あぁ、何で僕が夜見を選んだのか聞きたい?」
駄目と言われていた筈なのに、夜見様は明らかに三神様の着物の裾をたくし上げて、自身の着物の袂を大きく広げ始めた。
「あ、ぁの、それは訊きたいですけど、それより、その」
「あぁごめんね、我慢できなくなっちゃったみたい。気にしないで」
その言葉が聞こえたのか、気持ちこそこそといたずらっ子の様に動いていた夜見様の動きが大胆になって、クチュクチュと言う音が響き始める。
「っと、だから止めろって…はぁ」
軽食作りから戻って来た料理長が、クリームチーズに生ハムを巻いただけの簡単な一皿をその辺に置いて、大きくため息を吐いた。
「半蔵さんよぉ、止めてくれよぉ」
「え?あ、ぁの、いや僕は、ぇと」
「半蔵君に止めれる訳なっ、ぃ、ん、はぁ、無いよ。富樫だって無理でしょ」
「はぁ、カイ、カイ、きもち、ぃ、はぁ、中、まだ柔らかいね、ん、はぁ」
いきなり入れられたらしく、三神様の声が一瞬詰まった。
「…はぁぁぁぁ、何の罰ゲームだよこれ」
「嘘付いた、おまぇ、ん、が、悪い」
「あー…はいはい解りました。ったく。で?どこまで聞いたの?」
現状の非現実な光景から目を逸らして、一目散に記憶を辿りに逃げた。
「ぇ、えと、三神様が、夜見様を選んだ理由、ですか?」
「あぁそれ。まぁ現状とおんなじかな」
「…はい?」
「要は、試したわけ。そのいわゆる奴隷候補諸君を。
で、その試し方って言うのが、凱史と一晩一緒の部屋で寝て、どういう反応をするかを凱史が直接見定めて決めるっていう方法だった」
「何だか妙な感覚ですけど、それって…危ないんじゃ?」
「何が?」
「え?だ、だって、二人っきりになるんですよね?その、知らない人と」
知らない人って言う表現は言った直後になんだか幼稚な言い回しだなと思ったけど、意外にも違う所で笑われた。

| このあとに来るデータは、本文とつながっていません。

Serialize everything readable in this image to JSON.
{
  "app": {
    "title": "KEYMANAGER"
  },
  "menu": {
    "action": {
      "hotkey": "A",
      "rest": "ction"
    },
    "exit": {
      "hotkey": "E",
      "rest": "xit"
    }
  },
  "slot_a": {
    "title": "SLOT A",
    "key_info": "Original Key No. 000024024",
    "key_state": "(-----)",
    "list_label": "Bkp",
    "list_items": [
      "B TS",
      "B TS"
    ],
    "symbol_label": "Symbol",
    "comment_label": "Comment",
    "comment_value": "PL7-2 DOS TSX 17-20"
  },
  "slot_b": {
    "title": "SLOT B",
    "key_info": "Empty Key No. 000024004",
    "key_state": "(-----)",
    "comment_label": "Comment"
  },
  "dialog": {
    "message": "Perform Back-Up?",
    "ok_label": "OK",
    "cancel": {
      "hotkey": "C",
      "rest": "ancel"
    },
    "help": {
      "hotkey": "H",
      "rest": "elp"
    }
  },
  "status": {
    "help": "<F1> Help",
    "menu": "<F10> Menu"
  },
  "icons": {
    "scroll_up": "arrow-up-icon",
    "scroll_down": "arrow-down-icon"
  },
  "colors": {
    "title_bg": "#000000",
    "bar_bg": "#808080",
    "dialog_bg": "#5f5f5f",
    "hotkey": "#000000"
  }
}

「そっか、そういう心配しちゃうよね普通。あははっ。あー面白。
えーっと、その何だろ、さっき嘘付いたのはほんとだけど、手術云々の部分だけは本当なんだよね。
んでそん時に凱史も夜見ちゃんも肉体改造的な事してるから、うちの組合員全員殺しても多分息も上がんないと思うよ」
「あ、あぁ、そう、なんですか」
ここに来て何回目か分からないが、とにかく許容範囲を超えた。